Based on the numbers, we are messing up many more novice users by a factor of at least 100. We should do something to help out the regular users without crippling the expert users. I'm certainly open to more suggestions!

mpopov added a subscriber: mpopov.Jun 23 2016, 12:09 AM
debt added a comment.Jul 12 2016, 10:07 PM

We'll set up a meeting to go over our options and review the communities response and our way forward.

debt added a comment.Jul 21 2016, 6:04 PM

We met this morning and here are our next steps;

  • update documentation on escaped and unescaped question marks on en.wiki and mediawiki
  • finalize code
    • update config to be 'on' by default
    • confirm that we can turn off - by wiki - if determined that it's needed
  • release to production when ready
  • email community lists

@debt : Which option was selected? Ignoring trailing question marks? Leading and trailing? All? Or some non-ignore option?

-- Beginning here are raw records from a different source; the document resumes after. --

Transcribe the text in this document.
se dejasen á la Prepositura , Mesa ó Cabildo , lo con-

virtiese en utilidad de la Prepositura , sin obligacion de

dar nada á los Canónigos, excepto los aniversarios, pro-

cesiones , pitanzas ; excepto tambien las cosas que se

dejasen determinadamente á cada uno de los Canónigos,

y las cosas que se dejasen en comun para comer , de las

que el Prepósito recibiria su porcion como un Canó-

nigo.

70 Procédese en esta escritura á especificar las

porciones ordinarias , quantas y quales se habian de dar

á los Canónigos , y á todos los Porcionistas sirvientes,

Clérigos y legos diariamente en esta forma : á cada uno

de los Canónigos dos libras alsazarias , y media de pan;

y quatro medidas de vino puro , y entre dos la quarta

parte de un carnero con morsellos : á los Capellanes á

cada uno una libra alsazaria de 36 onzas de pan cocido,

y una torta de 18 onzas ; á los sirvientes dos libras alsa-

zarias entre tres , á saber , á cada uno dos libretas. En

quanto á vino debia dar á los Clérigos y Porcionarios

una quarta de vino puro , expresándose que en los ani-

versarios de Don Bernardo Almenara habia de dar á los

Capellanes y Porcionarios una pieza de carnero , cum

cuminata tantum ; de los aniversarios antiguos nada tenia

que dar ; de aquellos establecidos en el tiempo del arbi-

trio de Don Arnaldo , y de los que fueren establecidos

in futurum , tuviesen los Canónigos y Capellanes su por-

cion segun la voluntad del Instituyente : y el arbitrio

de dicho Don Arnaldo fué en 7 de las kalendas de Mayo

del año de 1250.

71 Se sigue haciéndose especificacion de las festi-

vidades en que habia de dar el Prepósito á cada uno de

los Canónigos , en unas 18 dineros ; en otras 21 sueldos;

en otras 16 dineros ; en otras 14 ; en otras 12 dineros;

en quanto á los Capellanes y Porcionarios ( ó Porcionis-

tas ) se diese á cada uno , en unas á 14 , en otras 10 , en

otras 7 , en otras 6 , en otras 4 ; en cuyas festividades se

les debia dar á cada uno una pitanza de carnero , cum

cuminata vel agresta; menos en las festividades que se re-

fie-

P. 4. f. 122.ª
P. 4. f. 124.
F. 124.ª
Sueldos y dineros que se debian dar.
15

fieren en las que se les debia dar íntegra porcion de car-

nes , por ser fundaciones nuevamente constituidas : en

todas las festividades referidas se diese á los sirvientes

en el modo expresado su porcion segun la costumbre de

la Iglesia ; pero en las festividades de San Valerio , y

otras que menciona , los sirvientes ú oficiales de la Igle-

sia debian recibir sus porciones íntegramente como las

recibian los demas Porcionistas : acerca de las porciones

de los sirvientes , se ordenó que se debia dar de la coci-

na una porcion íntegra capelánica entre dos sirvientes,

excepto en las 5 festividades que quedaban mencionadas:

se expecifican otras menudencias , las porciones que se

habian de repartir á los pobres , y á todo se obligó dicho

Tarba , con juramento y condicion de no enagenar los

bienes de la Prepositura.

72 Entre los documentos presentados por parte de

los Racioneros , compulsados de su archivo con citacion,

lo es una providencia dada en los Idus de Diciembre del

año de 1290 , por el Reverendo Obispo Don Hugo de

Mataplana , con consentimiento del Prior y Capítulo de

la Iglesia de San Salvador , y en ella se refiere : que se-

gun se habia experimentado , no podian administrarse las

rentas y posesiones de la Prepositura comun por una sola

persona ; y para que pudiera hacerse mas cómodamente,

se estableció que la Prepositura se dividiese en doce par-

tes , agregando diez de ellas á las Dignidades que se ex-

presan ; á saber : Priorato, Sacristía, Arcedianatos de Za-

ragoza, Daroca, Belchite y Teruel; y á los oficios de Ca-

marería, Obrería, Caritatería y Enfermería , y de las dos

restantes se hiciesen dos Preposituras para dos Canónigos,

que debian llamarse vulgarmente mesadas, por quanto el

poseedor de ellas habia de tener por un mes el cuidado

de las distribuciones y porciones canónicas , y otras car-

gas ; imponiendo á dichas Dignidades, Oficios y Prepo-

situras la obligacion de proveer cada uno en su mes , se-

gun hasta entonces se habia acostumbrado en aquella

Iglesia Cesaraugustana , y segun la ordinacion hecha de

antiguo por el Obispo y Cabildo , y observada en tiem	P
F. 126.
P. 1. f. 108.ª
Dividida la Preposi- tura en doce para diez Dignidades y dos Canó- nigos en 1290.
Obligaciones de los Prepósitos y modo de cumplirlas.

@ksmith, we decided to go with stripping all question marks (replacing them with spaces to preserve word boundaries) as the default. There are options for (i) turning off ?-stripping, (ii) making it only query-final, and (iii) making it apply only at word boundaries. Any of those could be set for individual projects if the default turns out to be a bad choice.

Escaped question marks are treated properly in all contexts where stripping is done, so escaping them will do the right thing. (insource queries, which allow full regexes, are unaffected and should not be escaped).

Change 301170 had a related patch set uploaded (by Tjones):
[WIP] Strip Question Marks from Queries by Default

https://gerrit.wikimedia.org/r/301170

Change 301170 merged by jenkins-bot:
Strip Question Marks from Queries by Default

https://gerrit.wikimedia.org/r/301170

Trizek-WMF added a subscriber: Trizek-WMF.

This update is on the train now and will be released to the bigger wiki's on Thursday, Aug 4th.